In cooperation with Allied forces attacking on the coast of Belgium, the monitors were used on a protracted shore bombardment. In the night of 27/28 September, the seven monitors available to the Patrol bombarded targets near Ostend and Zeebruge, using their sub-calibre (smaller) guns, to trick the Germans into thinking that a night landing by Allied forces might be made there (following the earlier Ostend and Zeebrugge Raids in April).
By dawn the monitors had arranged themselves in three divisions off the West Deep, where they could harass German lines of communication far inland. Wolfe was in Division III with the new-completed coast defence ship HMS Gorgon. Wolfe was anchored parallel to the coastline, and at 0732 opened fire on the railway bridge at Snaeskerke (four miles south of Ostend) at a range of 36,000-yard (32,918 m) away. She therefore fired the heaviest shell from the largest gun at the longest range up to that time, and at the longest range any Royal Navy ship has fired in action. During the rest of the day Wolfe fired fifty-two 18-inch shells out of her supply of sixty at Snaeskerke, all landing close to the target.
For the next two weeks, Wolfe and the other monitors of the patrol kept up an intermittent bombardment of the Belgian coast, interrupted by bad weather or lack of air support for spotting the fall of shot. In Mid-October the Germans evacuated the Belgian coast and the monitors returned to Sheerness when the Armistice was signed. Wolfe paid off on 19 November 1918.
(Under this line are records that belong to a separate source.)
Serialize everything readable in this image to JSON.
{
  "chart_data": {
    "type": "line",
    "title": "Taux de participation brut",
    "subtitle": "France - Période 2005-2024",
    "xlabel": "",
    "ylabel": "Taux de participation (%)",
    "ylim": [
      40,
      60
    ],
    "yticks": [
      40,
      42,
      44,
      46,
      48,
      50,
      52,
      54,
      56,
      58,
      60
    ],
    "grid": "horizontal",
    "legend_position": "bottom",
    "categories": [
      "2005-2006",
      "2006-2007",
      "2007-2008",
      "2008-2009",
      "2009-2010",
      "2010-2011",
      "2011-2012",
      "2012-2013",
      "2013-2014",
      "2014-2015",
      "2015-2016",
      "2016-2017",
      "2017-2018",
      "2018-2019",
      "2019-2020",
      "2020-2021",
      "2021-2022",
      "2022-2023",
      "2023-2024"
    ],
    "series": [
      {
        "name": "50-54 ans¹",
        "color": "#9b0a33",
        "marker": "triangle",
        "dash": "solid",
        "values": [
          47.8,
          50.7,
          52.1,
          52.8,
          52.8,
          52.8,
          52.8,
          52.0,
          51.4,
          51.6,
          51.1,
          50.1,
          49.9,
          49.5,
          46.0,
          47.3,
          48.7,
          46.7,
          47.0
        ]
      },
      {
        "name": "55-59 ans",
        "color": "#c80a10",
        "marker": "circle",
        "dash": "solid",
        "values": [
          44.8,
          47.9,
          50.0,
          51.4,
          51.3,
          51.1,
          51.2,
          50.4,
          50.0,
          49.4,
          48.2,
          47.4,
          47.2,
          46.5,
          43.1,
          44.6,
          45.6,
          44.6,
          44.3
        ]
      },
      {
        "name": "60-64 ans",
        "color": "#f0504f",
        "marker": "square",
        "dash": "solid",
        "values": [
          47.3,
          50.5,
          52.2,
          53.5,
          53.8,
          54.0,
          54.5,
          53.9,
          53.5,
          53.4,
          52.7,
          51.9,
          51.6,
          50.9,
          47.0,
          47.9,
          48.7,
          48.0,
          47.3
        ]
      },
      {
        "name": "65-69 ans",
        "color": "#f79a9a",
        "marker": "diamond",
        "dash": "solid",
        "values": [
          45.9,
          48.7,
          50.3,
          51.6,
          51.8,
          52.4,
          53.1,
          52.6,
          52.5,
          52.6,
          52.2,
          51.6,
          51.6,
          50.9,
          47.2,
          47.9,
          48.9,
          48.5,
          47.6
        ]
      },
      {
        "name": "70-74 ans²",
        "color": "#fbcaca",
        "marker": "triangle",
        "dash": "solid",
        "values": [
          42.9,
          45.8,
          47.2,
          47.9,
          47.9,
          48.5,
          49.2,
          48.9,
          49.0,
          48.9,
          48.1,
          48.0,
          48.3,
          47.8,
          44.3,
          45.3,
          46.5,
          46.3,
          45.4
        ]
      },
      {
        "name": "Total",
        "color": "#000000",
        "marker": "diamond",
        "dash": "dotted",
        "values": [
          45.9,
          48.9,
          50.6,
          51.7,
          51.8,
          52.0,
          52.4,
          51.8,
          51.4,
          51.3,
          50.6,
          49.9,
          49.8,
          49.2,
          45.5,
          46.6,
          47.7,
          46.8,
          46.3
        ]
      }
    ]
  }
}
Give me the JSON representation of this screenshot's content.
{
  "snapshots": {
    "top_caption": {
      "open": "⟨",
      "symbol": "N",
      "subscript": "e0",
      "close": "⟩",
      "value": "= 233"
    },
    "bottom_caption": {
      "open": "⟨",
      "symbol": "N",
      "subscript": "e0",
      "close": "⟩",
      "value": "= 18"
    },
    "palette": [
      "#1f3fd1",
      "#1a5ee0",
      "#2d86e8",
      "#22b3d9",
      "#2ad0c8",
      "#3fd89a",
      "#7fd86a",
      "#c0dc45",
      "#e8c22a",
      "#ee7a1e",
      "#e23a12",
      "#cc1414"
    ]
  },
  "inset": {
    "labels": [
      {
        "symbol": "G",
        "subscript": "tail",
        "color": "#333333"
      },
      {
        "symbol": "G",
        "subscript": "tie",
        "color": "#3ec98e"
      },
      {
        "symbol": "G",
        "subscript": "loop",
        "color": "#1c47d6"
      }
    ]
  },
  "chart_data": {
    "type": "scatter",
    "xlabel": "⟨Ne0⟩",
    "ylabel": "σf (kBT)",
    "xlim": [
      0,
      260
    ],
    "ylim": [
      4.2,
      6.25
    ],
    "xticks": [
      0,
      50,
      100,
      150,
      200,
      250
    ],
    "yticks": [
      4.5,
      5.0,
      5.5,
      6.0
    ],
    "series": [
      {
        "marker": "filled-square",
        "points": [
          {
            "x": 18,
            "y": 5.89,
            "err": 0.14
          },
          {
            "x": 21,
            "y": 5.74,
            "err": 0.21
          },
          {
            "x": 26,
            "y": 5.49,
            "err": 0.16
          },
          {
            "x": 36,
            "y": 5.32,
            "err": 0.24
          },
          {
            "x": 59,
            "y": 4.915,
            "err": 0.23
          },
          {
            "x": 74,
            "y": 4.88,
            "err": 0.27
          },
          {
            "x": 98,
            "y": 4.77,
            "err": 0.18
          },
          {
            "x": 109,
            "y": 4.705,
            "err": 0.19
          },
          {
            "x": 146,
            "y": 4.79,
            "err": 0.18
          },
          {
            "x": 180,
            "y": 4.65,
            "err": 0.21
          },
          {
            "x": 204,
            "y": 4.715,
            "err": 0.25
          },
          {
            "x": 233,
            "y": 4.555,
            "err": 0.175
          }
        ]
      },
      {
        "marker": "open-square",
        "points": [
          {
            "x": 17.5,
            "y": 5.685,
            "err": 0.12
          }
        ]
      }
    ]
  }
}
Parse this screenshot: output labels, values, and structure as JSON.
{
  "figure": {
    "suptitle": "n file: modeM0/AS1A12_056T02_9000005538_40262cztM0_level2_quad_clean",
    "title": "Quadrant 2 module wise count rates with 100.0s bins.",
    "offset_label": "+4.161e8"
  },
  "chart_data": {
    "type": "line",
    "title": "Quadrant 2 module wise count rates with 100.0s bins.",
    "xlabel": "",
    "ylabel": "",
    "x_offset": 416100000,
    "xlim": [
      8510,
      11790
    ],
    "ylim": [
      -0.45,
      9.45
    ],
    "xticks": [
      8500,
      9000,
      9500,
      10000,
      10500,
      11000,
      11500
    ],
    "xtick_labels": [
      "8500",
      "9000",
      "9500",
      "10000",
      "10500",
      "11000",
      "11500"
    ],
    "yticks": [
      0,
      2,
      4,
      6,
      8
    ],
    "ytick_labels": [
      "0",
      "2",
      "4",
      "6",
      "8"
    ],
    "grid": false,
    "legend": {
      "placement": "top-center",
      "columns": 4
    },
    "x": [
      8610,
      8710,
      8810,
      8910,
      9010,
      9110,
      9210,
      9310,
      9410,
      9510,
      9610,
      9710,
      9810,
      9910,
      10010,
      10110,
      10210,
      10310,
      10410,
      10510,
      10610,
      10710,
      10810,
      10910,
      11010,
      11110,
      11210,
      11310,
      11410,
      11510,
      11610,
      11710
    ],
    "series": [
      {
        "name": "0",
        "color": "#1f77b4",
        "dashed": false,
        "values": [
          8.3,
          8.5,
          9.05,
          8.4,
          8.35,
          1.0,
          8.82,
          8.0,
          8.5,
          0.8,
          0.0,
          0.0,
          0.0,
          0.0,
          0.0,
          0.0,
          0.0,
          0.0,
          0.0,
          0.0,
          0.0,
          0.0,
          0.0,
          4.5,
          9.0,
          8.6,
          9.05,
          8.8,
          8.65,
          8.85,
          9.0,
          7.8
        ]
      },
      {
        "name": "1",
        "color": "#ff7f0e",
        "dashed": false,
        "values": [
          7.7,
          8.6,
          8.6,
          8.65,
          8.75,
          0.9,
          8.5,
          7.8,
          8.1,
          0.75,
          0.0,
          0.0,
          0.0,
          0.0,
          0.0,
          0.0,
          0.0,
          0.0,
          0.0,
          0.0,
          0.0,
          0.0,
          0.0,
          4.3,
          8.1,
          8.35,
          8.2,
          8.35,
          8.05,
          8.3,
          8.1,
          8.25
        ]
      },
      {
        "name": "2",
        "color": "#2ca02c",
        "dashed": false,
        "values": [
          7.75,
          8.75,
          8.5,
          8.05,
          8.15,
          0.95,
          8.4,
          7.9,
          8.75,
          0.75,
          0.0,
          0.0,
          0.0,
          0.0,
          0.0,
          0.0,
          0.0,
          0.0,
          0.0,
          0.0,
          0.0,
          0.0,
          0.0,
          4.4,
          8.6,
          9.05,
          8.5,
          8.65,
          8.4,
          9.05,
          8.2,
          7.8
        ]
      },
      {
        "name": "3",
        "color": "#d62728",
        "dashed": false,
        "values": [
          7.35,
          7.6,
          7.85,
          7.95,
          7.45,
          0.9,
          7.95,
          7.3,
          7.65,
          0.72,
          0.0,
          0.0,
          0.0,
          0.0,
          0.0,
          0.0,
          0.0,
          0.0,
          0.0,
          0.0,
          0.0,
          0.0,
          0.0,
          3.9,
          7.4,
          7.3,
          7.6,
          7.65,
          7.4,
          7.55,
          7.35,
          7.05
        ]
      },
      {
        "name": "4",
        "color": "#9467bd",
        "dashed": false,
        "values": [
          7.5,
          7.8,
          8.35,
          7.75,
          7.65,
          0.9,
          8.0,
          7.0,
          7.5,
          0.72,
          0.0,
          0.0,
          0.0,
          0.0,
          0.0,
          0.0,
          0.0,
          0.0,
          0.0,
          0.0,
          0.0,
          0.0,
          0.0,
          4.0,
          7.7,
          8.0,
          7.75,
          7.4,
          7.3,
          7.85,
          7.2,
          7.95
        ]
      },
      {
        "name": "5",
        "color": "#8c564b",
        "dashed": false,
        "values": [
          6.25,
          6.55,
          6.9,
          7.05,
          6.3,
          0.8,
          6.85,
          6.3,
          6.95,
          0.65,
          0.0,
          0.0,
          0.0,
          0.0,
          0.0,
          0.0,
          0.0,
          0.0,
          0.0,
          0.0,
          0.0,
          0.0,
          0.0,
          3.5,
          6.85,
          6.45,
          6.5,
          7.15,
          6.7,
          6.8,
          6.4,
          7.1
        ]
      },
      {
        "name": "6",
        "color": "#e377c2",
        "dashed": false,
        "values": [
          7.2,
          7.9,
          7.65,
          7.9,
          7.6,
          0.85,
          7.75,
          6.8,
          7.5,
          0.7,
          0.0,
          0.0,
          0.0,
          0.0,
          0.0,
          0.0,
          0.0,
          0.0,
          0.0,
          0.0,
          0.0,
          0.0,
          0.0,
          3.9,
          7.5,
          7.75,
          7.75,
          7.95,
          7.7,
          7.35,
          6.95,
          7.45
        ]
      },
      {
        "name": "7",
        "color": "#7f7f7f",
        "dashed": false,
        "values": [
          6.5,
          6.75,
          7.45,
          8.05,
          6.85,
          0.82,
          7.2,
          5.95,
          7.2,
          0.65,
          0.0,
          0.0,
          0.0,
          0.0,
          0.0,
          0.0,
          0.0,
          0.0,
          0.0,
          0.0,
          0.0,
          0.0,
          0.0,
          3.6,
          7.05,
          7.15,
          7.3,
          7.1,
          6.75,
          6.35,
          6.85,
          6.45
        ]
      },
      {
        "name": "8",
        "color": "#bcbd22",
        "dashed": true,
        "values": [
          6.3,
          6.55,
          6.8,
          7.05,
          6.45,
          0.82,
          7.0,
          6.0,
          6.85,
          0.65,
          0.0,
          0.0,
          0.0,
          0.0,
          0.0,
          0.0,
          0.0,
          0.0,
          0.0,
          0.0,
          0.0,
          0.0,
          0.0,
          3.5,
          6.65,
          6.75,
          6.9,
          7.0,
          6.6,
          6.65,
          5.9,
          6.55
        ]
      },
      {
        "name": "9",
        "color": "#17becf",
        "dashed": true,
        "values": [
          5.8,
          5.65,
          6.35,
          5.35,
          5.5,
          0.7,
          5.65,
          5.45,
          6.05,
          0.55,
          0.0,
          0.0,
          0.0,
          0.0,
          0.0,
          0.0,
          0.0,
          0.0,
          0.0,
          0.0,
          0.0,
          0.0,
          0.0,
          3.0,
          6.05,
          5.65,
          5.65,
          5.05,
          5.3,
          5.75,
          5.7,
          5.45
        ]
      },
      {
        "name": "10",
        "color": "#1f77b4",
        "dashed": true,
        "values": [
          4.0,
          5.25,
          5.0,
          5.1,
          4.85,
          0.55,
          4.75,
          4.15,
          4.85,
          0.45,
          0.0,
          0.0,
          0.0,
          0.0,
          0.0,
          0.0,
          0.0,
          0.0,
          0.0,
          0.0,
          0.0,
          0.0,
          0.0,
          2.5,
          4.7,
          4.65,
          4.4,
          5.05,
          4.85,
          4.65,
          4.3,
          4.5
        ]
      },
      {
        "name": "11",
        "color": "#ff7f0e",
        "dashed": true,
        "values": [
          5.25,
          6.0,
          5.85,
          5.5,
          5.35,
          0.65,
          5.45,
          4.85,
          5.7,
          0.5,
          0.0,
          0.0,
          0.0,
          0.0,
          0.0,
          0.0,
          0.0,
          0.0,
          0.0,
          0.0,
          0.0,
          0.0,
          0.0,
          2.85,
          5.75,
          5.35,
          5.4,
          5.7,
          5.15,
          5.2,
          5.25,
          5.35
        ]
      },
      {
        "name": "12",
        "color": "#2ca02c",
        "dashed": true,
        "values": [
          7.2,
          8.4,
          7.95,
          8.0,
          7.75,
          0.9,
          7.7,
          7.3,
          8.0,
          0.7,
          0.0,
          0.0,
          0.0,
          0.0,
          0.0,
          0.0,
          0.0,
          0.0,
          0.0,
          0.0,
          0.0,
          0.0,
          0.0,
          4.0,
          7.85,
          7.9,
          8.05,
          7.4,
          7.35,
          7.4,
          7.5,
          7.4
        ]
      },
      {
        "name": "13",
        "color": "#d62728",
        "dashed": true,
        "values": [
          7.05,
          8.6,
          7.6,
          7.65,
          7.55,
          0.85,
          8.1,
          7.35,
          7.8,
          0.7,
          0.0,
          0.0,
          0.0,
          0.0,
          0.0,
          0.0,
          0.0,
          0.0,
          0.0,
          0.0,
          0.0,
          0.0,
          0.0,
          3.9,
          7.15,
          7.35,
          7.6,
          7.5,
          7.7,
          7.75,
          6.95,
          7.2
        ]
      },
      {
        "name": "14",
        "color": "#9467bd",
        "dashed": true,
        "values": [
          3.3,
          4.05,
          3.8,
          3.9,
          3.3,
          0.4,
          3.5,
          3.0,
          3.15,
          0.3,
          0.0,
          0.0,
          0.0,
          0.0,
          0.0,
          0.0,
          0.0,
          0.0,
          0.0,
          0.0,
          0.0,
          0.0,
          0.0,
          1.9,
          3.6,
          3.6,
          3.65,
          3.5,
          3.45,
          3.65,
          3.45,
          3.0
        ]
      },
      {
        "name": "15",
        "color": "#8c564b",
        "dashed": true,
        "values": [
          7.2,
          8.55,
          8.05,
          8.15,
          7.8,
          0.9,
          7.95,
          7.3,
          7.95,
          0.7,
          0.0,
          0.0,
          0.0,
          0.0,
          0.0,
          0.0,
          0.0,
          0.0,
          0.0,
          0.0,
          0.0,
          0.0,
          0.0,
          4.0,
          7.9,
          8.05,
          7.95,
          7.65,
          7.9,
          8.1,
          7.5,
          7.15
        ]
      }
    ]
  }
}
General Wolfe was placed on the sale list by Admiralty order on 7 April 1920. It had been announced on the 6th that she, in company with the other monitors lying at Immingham being tended by care and maintenance parties, would travel singly to the Portsmouth Royal Dockyard to have guns and other useful fittings removed, after which they would then return to the Humber. In December 1920 her 18-inch gun was removed and placed into storage; it was scrapped in 1933. The ship was sold to Messrs. T.W. Ward, Limited on 9 May 1921 and broken up at Hayle in 1923.